Aunque este déficit no impide que la mayoría de los científicos la acepten con entusiasmo, en el ámbito de la física teórica británica nunca hubo plena convicción de que esta teoría fuera
la
respuesta a los problemas cosmológicos. Sea por chauvinismo (la teoría fue formulada por un físico estadounidense), sea por terquedad o por criterios científicos, en esas reuniones que mencioné antes surgía inevitablemente una y otra vez el tema de la inflación, pero la opinión general era que esa teoría tal como la concebíamos no resolvía ciertos problemas cosmológicos de crucial importancia.

Al principio no le presté demasiada atención porque no era mi especialidad; yo me dedicaba a los defectos topológicos, que permitían explicar elorigen de las galaxias y otras estructuras del universo. (Al igual que la teoría de la inflación, los defectos topológicos pueden dar cuenta de esas estructuras pero, lamentablemente, no explican los problemas cosmológicos.) Sólo empecé a pensar en explicaciones alternativas después de oír hasta el hartazgo que la teoría de la inflación no tenía ningún fundamento en la física de las partículas y que era un mero producto de las relaciones públicas académicas en Estados Unidos... ¡Ay!, la naturaleza humana.

Para los legos no resulta evidente por qué la inflación podría resolver los problemas cosmológicos.
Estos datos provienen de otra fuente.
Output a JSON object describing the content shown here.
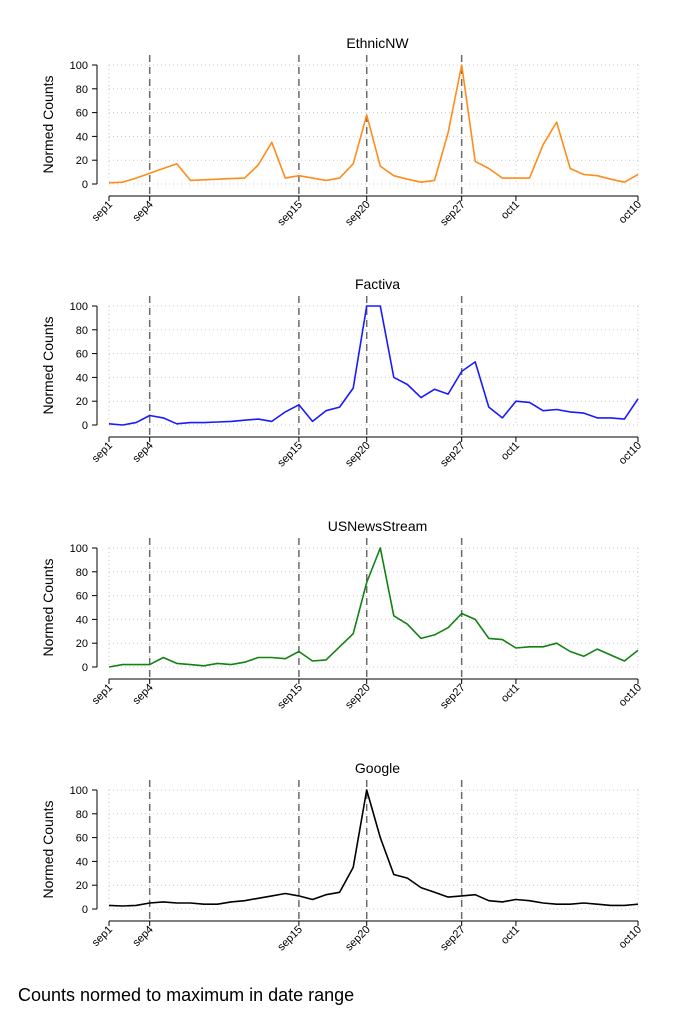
{
  "caption": "Counts normed to maximum in date range",
  "chart_data": [
    {
      "type": "line",
      "title": "EthnicNW",
      "ylabel": "Normed Counts",
      "xlabel": "",
      "color": "#ff8c1a",
      "ylim": [
        0,
        100
      ],
      "yticks": [
        0,
        20,
        40,
        60,
        80,
        100
      ],
      "xlim": [
        1,
        40
      ],
      "xticks": [
        {
          "day": 1,
          "label": "sep1"
        },
        {
          "day": 4,
          "label": "sep4"
        },
        {
          "day": 15,
          "label": "sep15"
        },
        {
          "day": 20,
          "label": "sep20"
        },
        {
          "day": 27,
          "label": "sep27"
        },
        {
          "day": 31,
          "label": "oct1"
        },
        {
          "day": 40,
          "label": "oct10"
        }
      ],
      "vlines": [
        4,
        15,
        20,
        27
      ],
      "x": [
        1,
        2,
        3,
        4,
        5,
        6,
        7,
        8,
        9,
        10,
        11,
        12,
        13,
        14,
        15,
        16,
        17,
        18,
        19,
        20,
        21,
        22,
        23,
        24,
        25,
        26,
        27,
        28,
        29,
        30,
        31,
        32,
        33,
        34,
        35,
        36,
        37,
        38,
        39,
        40
      ],
      "y": [
        1,
        1.5,
        5,
        9,
        13,
        17,
        3,
        3.5,
        4,
        4.5,
        5,
        16,
        35,
        5,
        7,
        5,
        3,
        5,
        17,
        58,
        15,
        7,
        4,
        1.5,
        3,
        43,
        100,
        19,
        13,
        5,
        5,
        5,
        33,
        52,
        13,
        8,
        7,
        4,
        1.5,
        8
      ]
    },
    {
      "type": "line",
      "title": "Factiva",
      "ylabel": "Normed Counts",
      "xlabel": "",
      "color": "#1a1aff",
      "ylim": [
        0,
        100
      ],
      "yticks": [
        0,
        20,
        40,
        60,
        80,
        100
      ],
      "xlim": [
        1,
        40
      ],
      "xticks": [
        {
          "day": 1,
          "label": "sep1"
        },
        {
          "day": 4,
          "label": "sep4"
        },
        {
          "day": 15,
          "label": "sep15"
        },
        {
          "day": 20,
          "label": "sep20"
        },
        {
          "day": 27,
          "label": "sep27"
        },
        {
          "day": 31,
          "label": "oct1"
        },
        {
          "day": 40,
          "label": "oct10"
        }
      ],
      "vlines": [
        4,
        15,
        20,
        27
      ],
      "x": [
        1,
        2,
        3,
        4,
        5,
        6,
        7,
        8,
        9,
        10,
        11,
        12,
        13,
        14,
        15,
        16,
        17,
        18,
        19,
        20,
        21,
        22,
        23,
        24,
        25,
        26,
        27,
        28,
        29,
        30,
        31,
        32,
        33,
        34,
        35,
        36,
        37,
        38,
        39,
        40
      ],
      "y": [
        1,
        0,
        2,
        8,
        6,
        1,
        2,
        2,
        2.5,
        3,
        4,
        5,
        3,
        11,
        17,
        3,
        12,
        15,
        31,
        100,
        100,
        40,
        34,
        23,
        30,
        26,
        45,
        53,
        15,
        6,
        20,
        19,
        12,
        13,
        11,
        10,
        6,
        6,
        5,
        22
      ]
    },
    {
      "type": "line",
      "title": "USNewsStream",
      "ylabel": "Normed Counts",
      "xlabel": "",
      "color": "#128212",
      "ylim": [
        0,
        100
      ],
      "yticks": [
        0,
        20,
        40,
        60,
        80,
        100
      ],
      "xlim": [
        1,
        40
      ],
      "xticks": [
        {
          "day": 1,
          "label": "sep1"
        },
        {
          "day": 4,
          "label": "sep4"
        },
        {
          "day": 15,
          "label": "sep15"
        },
        {
          "day": 20,
          "label": "sep20"
        },
        {
          "day": 27,
          "label": "sep27"
        },
        {
          "day": 31,
          "label": "oct1"
        },
        {
          "day": 40,
          "label": "oct10"
        }
      ],
      "vlines": [
        4,
        15,
        20,
        27
      ],
      "x": [
        1,
        2,
        3,
        4,
        5,
        6,
        7,
        8,
        9,
        10,
        11,
        12,
        13,
        14,
        15,
        16,
        17,
        18,
        19,
        20,
        21,
        22,
        23,
        24,
        25,
        26,
        27,
        28,
        29,
        30,
        31,
        32,
        33,
        34,
        35,
        36,
        37,
        38,
        39,
        40
      ],
      "y": [
        0,
        2,
        2,
        2,
        8,
        3,
        2,
        1,
        3,
        2,
        4,
        8,
        8,
        7,
        13,
        5,
        6,
        17,
        28,
        71,
        100,
        43,
        36,
        24,
        27,
        33,
        45,
        40,
        24,
        23,
        16,
        17,
        17,
        20,
        13,
        9,
        15,
        10,
        5,
        14
      ]
    },
    {
      "type": "line",
      "title": "Google",
      "ylabel": "Normed Counts",
      "xlabel": "",
      "color": "#000000",
      "ylim": [
        0,
        100
      ],
      "yticks": [
        0,
        20,
        40,
        60,
        80,
        100
      ],
      "xlim": [
        1,
        40
      ],
      "xticks": [
        {
          "day": 1,
          "label": "sep1"
        },
        {
          "day": 4,
          "label": "sep4"
        },
        {
          "day": 15,
          "label": "sep15"
        },
        {
          "day": 20,
          "label": "sep20"
        },
        {
          "day": 27,
          "label": "sep27"
        },
        {
          "day": 31,
          "label": "oct1"
        },
        {
          "day": 40,
          "label": "oct10"
        }
      ],
      "vlines": [
        4,
        15,
        20,
        27
      ],
      "x": [
        1,
        2,
        3,
        4,
        5,
        6,
        7,
        8,
        9,
        10,
        11,
        12,
        13,
        14,
        15,
        16,
        17,
        18,
        19,
        20,
        21,
        22,
        23,
        24,
        25,
        26,
        27,
        28,
        29,
        30,
        31,
        32,
        33,
        34,
        35,
        36,
        37,
        38,
        39,
        40
      ],
      "y": [
        3,
        2.5,
        3,
        5,
        6,
        5,
        5,
        4,
        4,
        6,
        7,
        9,
        11,
        13,
        11,
        8,
        12,
        14,
        35,
        100,
        60,
        29,
        26,
        18,
        14,
        10,
        11,
        12,
        7,
        6,
        8,
        7,
        5,
        4,
        4,
        5,
        4,
        3,
        3,
        4
      ]
    }
  ]
}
Menos evidente aún es por qué sería tan difícil resolverlos prescindiendo de ella. Para el cosmólogo profesional, sin embargo, la exasperante dificultad radicaba precisamente en este último hecho, al punto que nadie había conseguido formular una teoría alternativa. En otras palabras, se aceptaba la inflación a falta de otra teoría viable. Durante muchos años, en lo más recóndito de mi mente —y a veces no tan en lo recóndito—, me preguntaba si habría otra manera,
cualquier
otra manera, de resolver los problemas cosmológicos.
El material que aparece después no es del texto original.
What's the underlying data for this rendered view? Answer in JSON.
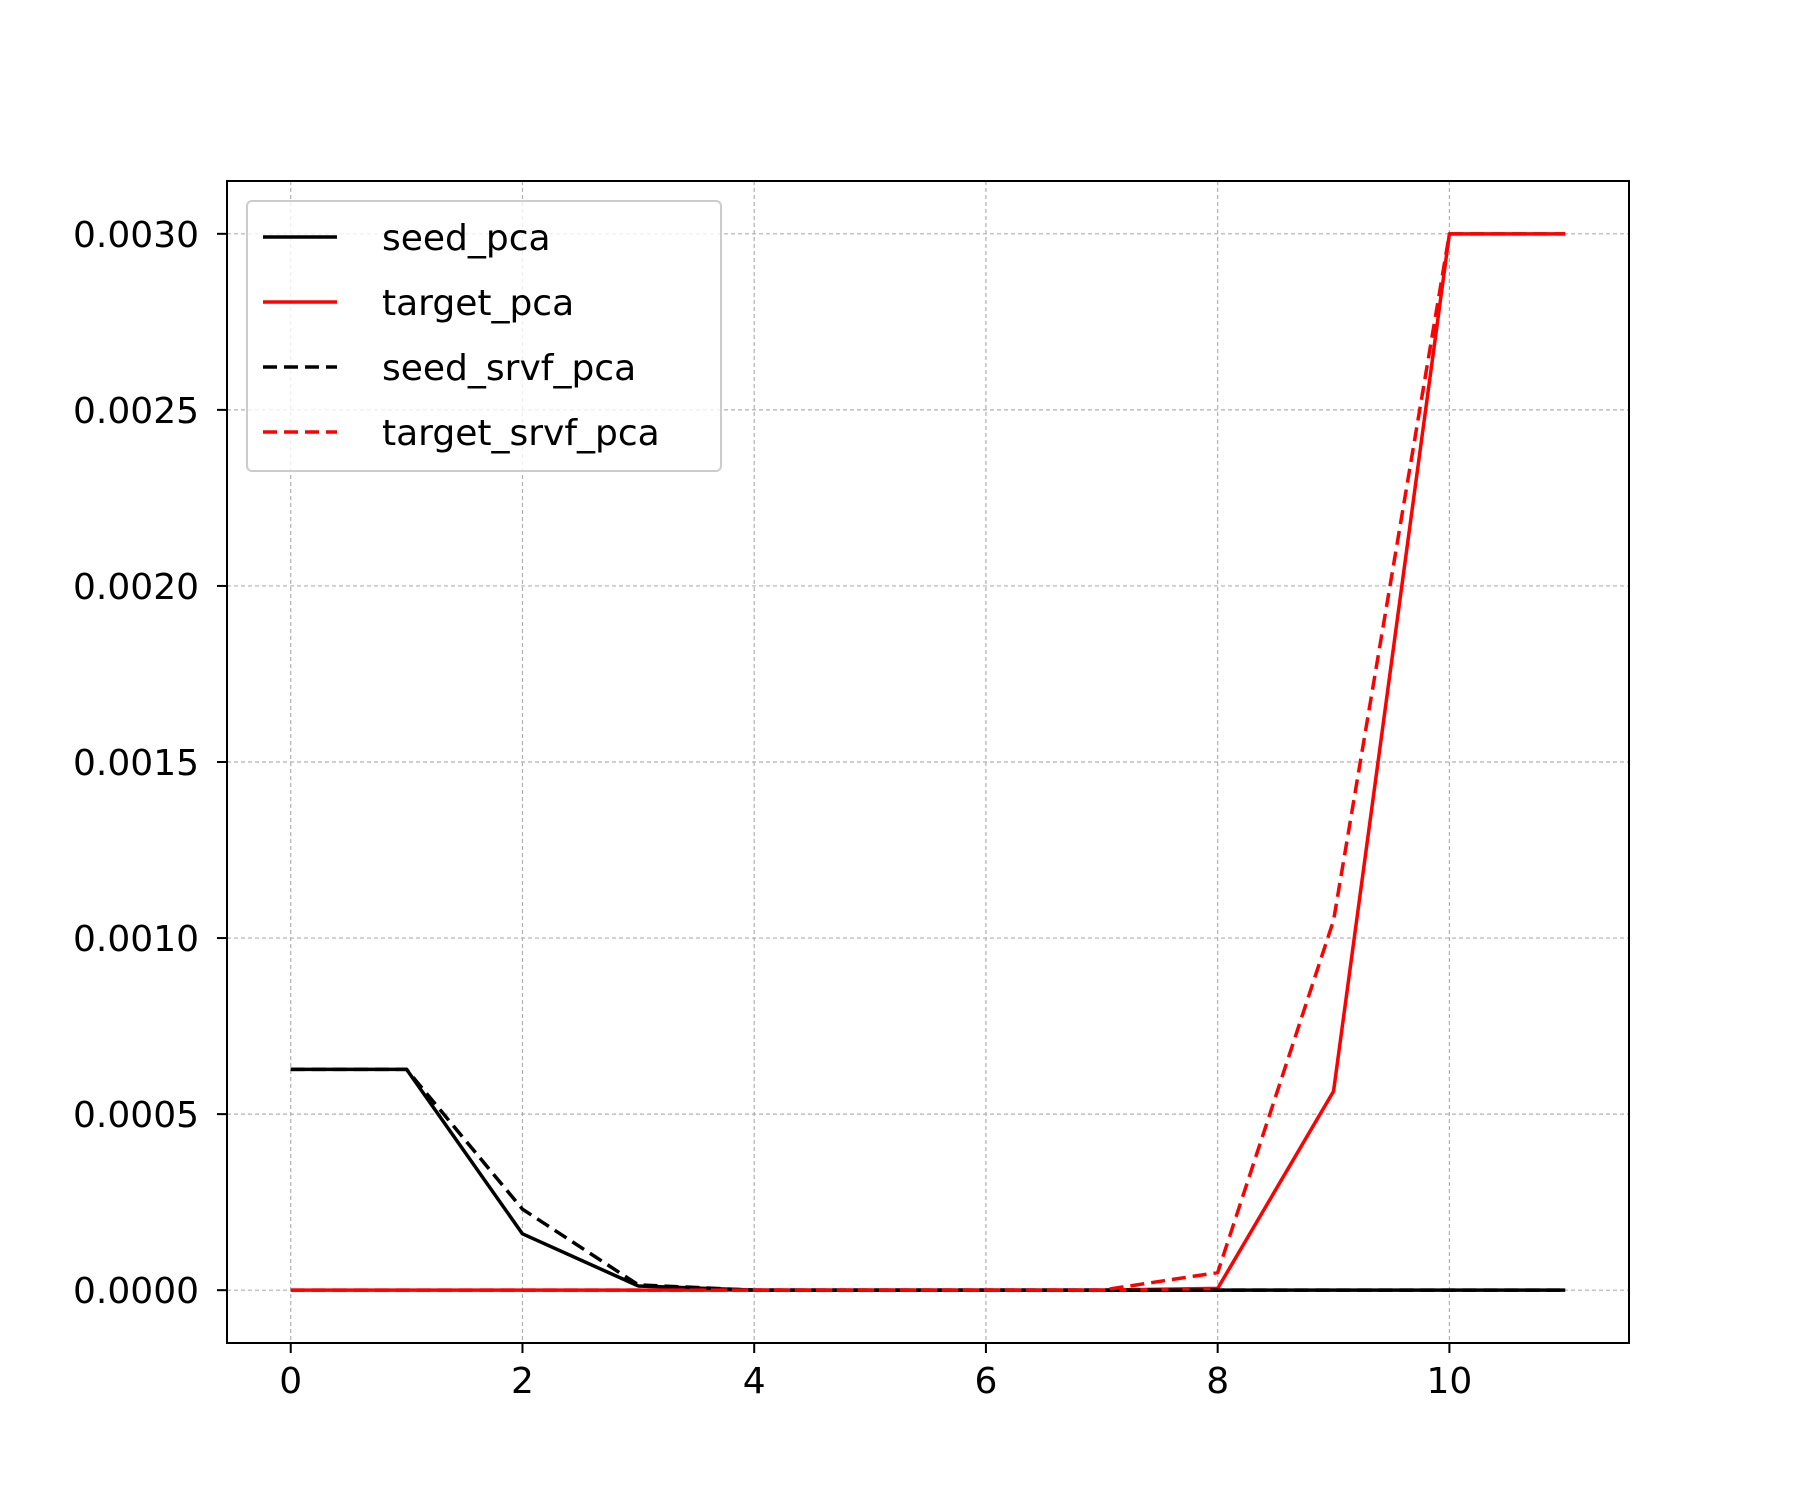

Corría el segundo año de mi beca en St. John's College (y el sexto de mi estadía en Cambridge) cuando un día la respuesta apareció como caída del cielo. Era una mañana lluviosa, típica de Inglaterra, y yo atravesaba los campos de deportes de la universidad bajo los efectos de una gran resaca, cuando, de pronto, me di cuenta de que se podían resolver los problemas cosmológicos prescindiendo de la inflación si se rompía una única regla del juego, aunque, debo reconocerlo, esa regla era sagrada. La idea era de una bellísima sencillez, mucho más sencilla que la teoría de la inflación, pero enseguida me sentí inquieto ante la posibilidad de adoptarla como explicación, pues implicaba dar un paso que raya en la demencia para un científico profesional. Cuestionaba la regla fundamental de la física moderna: que la velocidad de la luz es constante.
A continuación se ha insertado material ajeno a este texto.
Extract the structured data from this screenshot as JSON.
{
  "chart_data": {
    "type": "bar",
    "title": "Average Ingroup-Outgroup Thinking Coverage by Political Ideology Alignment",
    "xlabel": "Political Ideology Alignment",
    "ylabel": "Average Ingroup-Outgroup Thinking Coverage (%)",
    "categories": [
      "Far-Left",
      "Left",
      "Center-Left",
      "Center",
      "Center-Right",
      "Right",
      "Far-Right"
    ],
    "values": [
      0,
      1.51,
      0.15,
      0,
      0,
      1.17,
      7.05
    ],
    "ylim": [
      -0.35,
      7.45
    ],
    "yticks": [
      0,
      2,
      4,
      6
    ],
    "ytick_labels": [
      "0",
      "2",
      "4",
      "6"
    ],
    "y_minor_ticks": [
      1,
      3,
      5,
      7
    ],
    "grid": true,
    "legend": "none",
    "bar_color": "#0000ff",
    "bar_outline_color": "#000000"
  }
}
Si hay algo que incluso los niños de escuela saben acerca de Einstein y su teoría de la relatividad es que la velocidad de la luz en el vacío es constante
[1]
. Cualesquiera sean las circunstancias, la luz atraviesa el vacío a la misma velocidad, constante que los físicos indican con la letra c: 300.000 km por segundo. La velocidad de la luz es la piedra angular de la física, el cimiento aparentemente sólido sobre el cual se han erigido todas las teorías cosmológicas modernas, el metro patrón que sirve para medir el universo entero.

En 1887, los físicos estadounidenses Albert Michelson y Edward Morley llevaron a cabo uno de los experimentos científicos más importantes de la historia y demostraron que el movimiento de la Tierra no afectaba la velocidad aparente de la luz. En su momento, ese experimento desconcertó a todos, pues contradecía una noción del sentido común: que las velocidades se suman. Un misil disparado desde un avión se desplaza más velozmente que uno disparado desde tierra, porque la velocidad del aeroplano se suma a la del propio misil. Si lanzamos un objeto desde un tren en movimiento, su velocidad con respecto al andén es igual a la velocidad del objeto más la velocidad del tren. Cabría pensar que lo mismo ocurre con la luz, y que la luz emitida desde un tren se mueve más rápidamente. No obstante, los experimentos de Michelson y Morley demostraron que no era así: la luz tiene siempre una velocidad constante. Así, si tomamos un rayo de luz y preguntamos cuál es su velocidad a varios observadores que se mueven unos con respecto a los otros, ¡todos responderán dándonos un mismo valor para la velocidad aparente de la luz!